Frappant sur les vitres d’un bureau de vote, des partisans de Donald Trump tentent d’interrompre un dépouillement en cours à Détroit, dans le Michigan, État remporté par son rival Joe Biden, aux cris de « Stop the count » (« Arrêtez le décompte »). C’est sans doute l’une des images de la présidentielle 2020 aux États-Unis qui restera. Celle d’un basculement. Un basculement tout le long de cette journée folle et historique du 4 novembre (lire l’épisode 28, « Le jour le plus long de l’Amérique »), qui verra probablement le démocrate Joe Biden être élu président des États-Unis, puisqu’au moment où nous écrivons ces lignes et selon Associated Press il atteint les 264 grands électeurs, très proche de la majorité des 270.

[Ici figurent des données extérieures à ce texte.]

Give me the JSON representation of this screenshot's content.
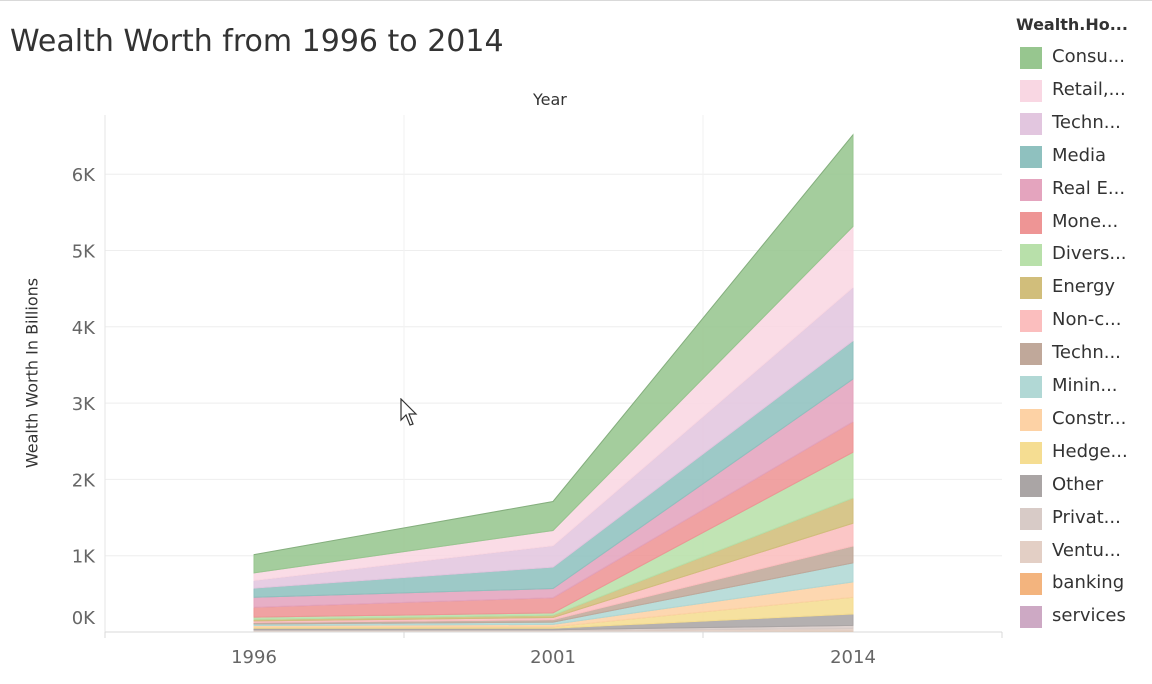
{
  "chart_data": {
    "type": "area",
    "stacked": true,
    "title": "Wealth Worth from 1996 to 2014",
    "column_header": "Year",
    "ylabel": "Wealth Worth In Billions",
    "categories": [
      "1996",
      "2001",
      "2014"
    ],
    "y_ticks": [
      "0K",
      "1K",
      "2K",
      "3K",
      "4K",
      "5K",
      "6K"
    ],
    "ylim": [
      0,
      6600
    ],
    "legend_title": "Wealth.Ho...",
    "legend_position": "right",
    "series": [
      {
        "name": "services",
        "color": "#cda9c4",
        "values": [
          5,
          5,
          8
        ]
      },
      {
        "name": "banking",
        "color": "#f3b47e",
        "values": [
          5,
          5,
          8
        ]
      },
      {
        "name": "Ventu...",
        "color": "#e3cfc5",
        "values": [
          10,
          10,
          30
        ]
      },
      {
        "name": "Privat...",
        "color": "#d8cbc7",
        "values": [
          10,
          10,
          40
        ]
      },
      {
        "name": "Other",
        "color": "#aaa5a5",
        "values": [
          20,
          20,
          150
        ]
      },
      {
        "name": "Hedge...",
        "color": "#f5dd92",
        "values": [
          15,
          20,
          220
        ]
      },
      {
        "name": "Constr...",
        "color": "#fdd2a5",
        "values": [
          20,
          30,
          200
        ]
      },
      {
        "name": "Minin...",
        "color": "#b1d8d5",
        "values": [
          20,
          30,
          250
        ]
      },
      {
        "name": "Techn...",
        "color": "#c0a89a",
        "values": [
          20,
          30,
          220
        ]
      },
      {
        "name": "Non-c...",
        "color": "#fbbebe",
        "values": [
          20,
          30,
          300
        ]
      },
      {
        "name": "Energy",
        "color": "#d1be7b",
        "values": [
          20,
          30,
          330
        ]
      },
      {
        "name": "Divers...",
        "color": "#b8e0aa",
        "values": [
          30,
          30,
          600
        ]
      },
      {
        "name": "Mone...",
        "color": "#ee9595",
        "values": [
          130,
          200,
          400
        ]
      },
      {
        "name": "Real E...",
        "color": "#e4a4be",
        "values": [
          130,
          120,
          560
        ]
      },
      {
        "name": "Media",
        "color": "#8fc1bf",
        "values": [
          120,
          280,
          500
        ]
      },
      {
        "name": "Techn...",
        "color": "#e2c6df",
        "values": [
          100,
          280,
          700
        ]
      },
      {
        "name": "Retail,...",
        "color": "#f9d7e3",
        "values": [
          100,
          200,
          800
        ]
      },
      {
        "name": "Consu...",
        "color": "#97c68f",
        "values": [
          240,
          380,
          1200
        ]
      }
    ]
  }
}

Cette journée avait commencé par deux autres images, diamétralement opposées, qui ont scandé le début et la fin de la nuit électorale du 3 novembre. La première montre un président Trump serein, affirmant au téléphone dans son émission fétiche Fox and Friends au début du scrutin qu’il jouera le jeu, qu’il ne se déclarera vainqueur qu’une fois gagnant dans les urnes, semblant promettre un respect des dépouillements allongés cette année par la généralisation du vote par correspondance (lire l’épisode 17, « Présidentielle : le report de l’angoisse »). La seconde, au bout d’une soirée électorale folle où sept États-clés n’étaient encore attribués à aucun des deux candidats, voit un Donald Trump rubicond et furieux déclarant qu’il a gagné, que les démocrates tentent de lui voler l’élection, qu’il en appellera à la Cour suprême pour arrêter le comptage des bulletins dans ces États disputés (lire l’épisode 26, « “Swing states”, ça balance pas mal aux États-Unis »).
Historiquement inédite, la seconde déclaration, énervée, de Donald Trump n’a rien de surprenant. Le recours ultime à la Cour suprême, sur laquelle il a mis la pression à chacun de ses derniers meetings (ou presque) en Pennsylvanie, a été l’aboutissement d’une stratégie résolue et organisée de déstabilisation du vote par correspondance (lire l’épisode 20, « Trump, comme une alerte à la poste »). Donald Trump a en effet très vite compris le parti qu’il pourrait tirer de l’extension de ce système pour cause de Covid-19. Alors que jusqu’en 2016 il était encore conditionné à une justification, limitant son recours, la pandémie a amené 45 des 50 États à le libéraliser, entraînant un afflux exceptionnel de votants anticipés.